---52. Menata Hidup---

1.2K 217 91
                                    


Irham terus memantau istrinya lewat klon ponsel. Benar dugaan Irham. Dika tidak menepati janji untuk menjauh. Pemuda itu masih mengirim pesan pada Ina melalui nomor yang berbeda. Ina selalu memblokir semua nomor itu.

Melalui pemantauan itu, Irham tahu jadwal Ina keluar rumah. Pergerakannya random. Kadang ke Pasar Atom, kadang ke beberapa kompleks perumahan. Suatu saat ia menemukan penanda ponsel Ina bergerak. Karena penasaran, Irham membuntuti kendaraan Ina dari jauh. Ternyata perempuan kecil itu mengambil barang dari sebuah rumah. Entah barang apa, karena terbungkus plastik hitam. Dari situ ia kembali lagi ke indekos. Sore hari, Ina keluar lagi. Kali dengan keranjang dagangan terikat di sadel sepeda motornya. Perempuan itu lantas menyambangi toko-toko dan meletakkan barangnya di sana. Sepertinya Ina berjualan makanan yang telah dikemas.

Suatu hari, Irham menemukan Ina berdiri di dekat pintu masuk sebuah swalayan kecil, ikut berjajar bersama pedagang kaki lima yang lain. Di atas sadel sepeda motornya, seperti biasa terpasang keranjang dagangan. Namun kali ini, keranjang itu ditempeli tulisan besar-besar.

Makanan sehat, dikemas higienis, bebas Corona.

Makanan yang dijual bermacam jenis. Ada olahan daging, jamur, hingga tahu. Semua dikemas dalam kotak plastik yang mudah dilap. Ina mengenakan masker dan sarung tangan. Setiap kotak yang terjual ia lap dengan alkohol sebelum diserahkan ke pembeli. Orang yang semula takut pada makanan jadi, menjadi percaya diri untuk membeli.

Irham tercenung di balik kemudi. Istrinya berjuang keras untuk menata hidup hingga rela berjualan di trotoar.

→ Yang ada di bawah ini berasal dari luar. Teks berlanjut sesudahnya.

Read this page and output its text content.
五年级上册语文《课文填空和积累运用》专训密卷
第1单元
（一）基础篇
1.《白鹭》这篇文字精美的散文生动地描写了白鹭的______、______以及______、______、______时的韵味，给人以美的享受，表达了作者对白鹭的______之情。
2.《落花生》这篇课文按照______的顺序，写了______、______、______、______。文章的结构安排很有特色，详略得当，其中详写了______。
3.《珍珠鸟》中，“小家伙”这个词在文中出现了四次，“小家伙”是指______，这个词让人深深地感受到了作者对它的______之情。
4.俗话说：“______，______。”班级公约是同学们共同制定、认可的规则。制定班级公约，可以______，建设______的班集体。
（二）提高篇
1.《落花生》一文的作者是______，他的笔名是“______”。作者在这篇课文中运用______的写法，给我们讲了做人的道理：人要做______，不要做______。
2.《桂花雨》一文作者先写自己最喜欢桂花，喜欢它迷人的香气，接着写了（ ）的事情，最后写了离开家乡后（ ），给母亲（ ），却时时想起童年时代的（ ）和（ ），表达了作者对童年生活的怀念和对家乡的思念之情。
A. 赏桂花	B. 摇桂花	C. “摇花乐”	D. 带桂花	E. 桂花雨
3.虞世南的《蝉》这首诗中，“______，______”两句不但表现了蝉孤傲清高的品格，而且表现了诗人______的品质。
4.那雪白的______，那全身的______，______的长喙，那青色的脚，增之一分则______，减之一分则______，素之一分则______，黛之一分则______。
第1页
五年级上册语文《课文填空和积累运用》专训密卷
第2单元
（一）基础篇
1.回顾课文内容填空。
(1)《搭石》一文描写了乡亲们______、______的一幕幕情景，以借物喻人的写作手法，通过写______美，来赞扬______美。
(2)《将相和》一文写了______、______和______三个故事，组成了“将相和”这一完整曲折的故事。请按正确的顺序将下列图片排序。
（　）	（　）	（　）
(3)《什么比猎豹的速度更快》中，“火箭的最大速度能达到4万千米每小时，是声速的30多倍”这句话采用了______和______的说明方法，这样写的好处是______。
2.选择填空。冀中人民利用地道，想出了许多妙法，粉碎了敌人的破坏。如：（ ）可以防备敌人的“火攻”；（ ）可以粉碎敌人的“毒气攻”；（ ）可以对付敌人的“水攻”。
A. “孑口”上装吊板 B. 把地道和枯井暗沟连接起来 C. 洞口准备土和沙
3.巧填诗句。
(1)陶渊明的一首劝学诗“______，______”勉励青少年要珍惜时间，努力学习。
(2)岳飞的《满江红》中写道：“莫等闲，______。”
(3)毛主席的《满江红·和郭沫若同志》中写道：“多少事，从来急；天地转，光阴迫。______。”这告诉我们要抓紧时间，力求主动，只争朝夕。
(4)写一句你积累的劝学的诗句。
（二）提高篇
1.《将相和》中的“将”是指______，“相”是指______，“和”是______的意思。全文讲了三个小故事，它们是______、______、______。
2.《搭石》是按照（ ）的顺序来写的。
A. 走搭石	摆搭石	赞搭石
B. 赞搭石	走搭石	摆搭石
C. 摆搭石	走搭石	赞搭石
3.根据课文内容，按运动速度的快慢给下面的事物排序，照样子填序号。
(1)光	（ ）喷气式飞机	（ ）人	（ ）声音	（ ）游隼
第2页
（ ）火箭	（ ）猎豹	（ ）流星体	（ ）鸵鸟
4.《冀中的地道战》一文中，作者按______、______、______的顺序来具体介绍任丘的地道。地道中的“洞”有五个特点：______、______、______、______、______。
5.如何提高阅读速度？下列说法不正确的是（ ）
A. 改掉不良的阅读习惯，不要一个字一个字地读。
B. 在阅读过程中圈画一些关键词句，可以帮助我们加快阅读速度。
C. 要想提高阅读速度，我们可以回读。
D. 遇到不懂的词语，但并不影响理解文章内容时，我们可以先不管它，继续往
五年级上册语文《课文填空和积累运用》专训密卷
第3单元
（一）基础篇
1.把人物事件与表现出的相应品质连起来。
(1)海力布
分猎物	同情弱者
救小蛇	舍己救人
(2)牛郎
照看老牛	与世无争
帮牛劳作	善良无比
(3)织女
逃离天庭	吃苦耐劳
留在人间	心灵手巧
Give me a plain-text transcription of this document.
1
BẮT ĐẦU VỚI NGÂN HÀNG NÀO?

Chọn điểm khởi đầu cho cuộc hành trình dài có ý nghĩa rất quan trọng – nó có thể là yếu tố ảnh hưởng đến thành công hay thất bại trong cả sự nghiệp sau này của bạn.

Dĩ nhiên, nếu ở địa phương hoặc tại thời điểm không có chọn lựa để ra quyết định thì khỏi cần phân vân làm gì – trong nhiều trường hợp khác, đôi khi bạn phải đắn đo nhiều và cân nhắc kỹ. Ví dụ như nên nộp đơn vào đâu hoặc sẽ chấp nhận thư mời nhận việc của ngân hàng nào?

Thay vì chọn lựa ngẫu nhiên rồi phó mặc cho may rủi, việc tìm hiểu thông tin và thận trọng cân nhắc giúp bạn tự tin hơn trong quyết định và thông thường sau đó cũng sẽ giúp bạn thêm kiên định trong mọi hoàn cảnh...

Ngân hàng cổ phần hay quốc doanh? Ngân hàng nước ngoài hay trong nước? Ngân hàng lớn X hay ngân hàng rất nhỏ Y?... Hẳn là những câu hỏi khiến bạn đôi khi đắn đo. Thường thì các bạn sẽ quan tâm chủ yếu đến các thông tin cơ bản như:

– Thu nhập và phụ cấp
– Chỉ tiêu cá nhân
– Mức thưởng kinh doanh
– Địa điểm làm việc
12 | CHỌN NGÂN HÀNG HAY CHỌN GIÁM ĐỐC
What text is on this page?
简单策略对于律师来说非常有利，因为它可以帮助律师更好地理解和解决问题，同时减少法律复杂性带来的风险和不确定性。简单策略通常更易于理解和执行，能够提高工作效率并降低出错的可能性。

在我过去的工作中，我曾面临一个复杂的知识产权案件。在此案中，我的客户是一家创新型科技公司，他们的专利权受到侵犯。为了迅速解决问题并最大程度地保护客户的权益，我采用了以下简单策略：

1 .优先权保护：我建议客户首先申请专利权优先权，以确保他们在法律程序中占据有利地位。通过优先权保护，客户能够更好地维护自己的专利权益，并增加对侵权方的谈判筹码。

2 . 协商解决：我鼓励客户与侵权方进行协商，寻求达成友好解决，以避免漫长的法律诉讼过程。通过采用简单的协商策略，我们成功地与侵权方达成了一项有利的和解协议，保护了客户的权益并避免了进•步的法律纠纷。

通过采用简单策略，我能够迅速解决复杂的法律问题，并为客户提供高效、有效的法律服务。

Ia harus bagaimana?

Mungkin karena khawatir akan kesehatan dan keselamatan Ina, mungkin pula karena rindu, Irham setia mengamati istri kecilnya dari jauh hampir setiap hari. Pekerjaannya juga tetap padat seperti semula, lembur tiada henti. Tambahan kegiatan dan stres karena perpisahan membuat tubuhnya menyusut dengan cepat.

☆☆☆

Sudah sebulan Ina menata hidup. Ia membuka kembali toko online-nya dan mulai kedatangan pesanan. Kamarnya menjadi penuh barang dagangan.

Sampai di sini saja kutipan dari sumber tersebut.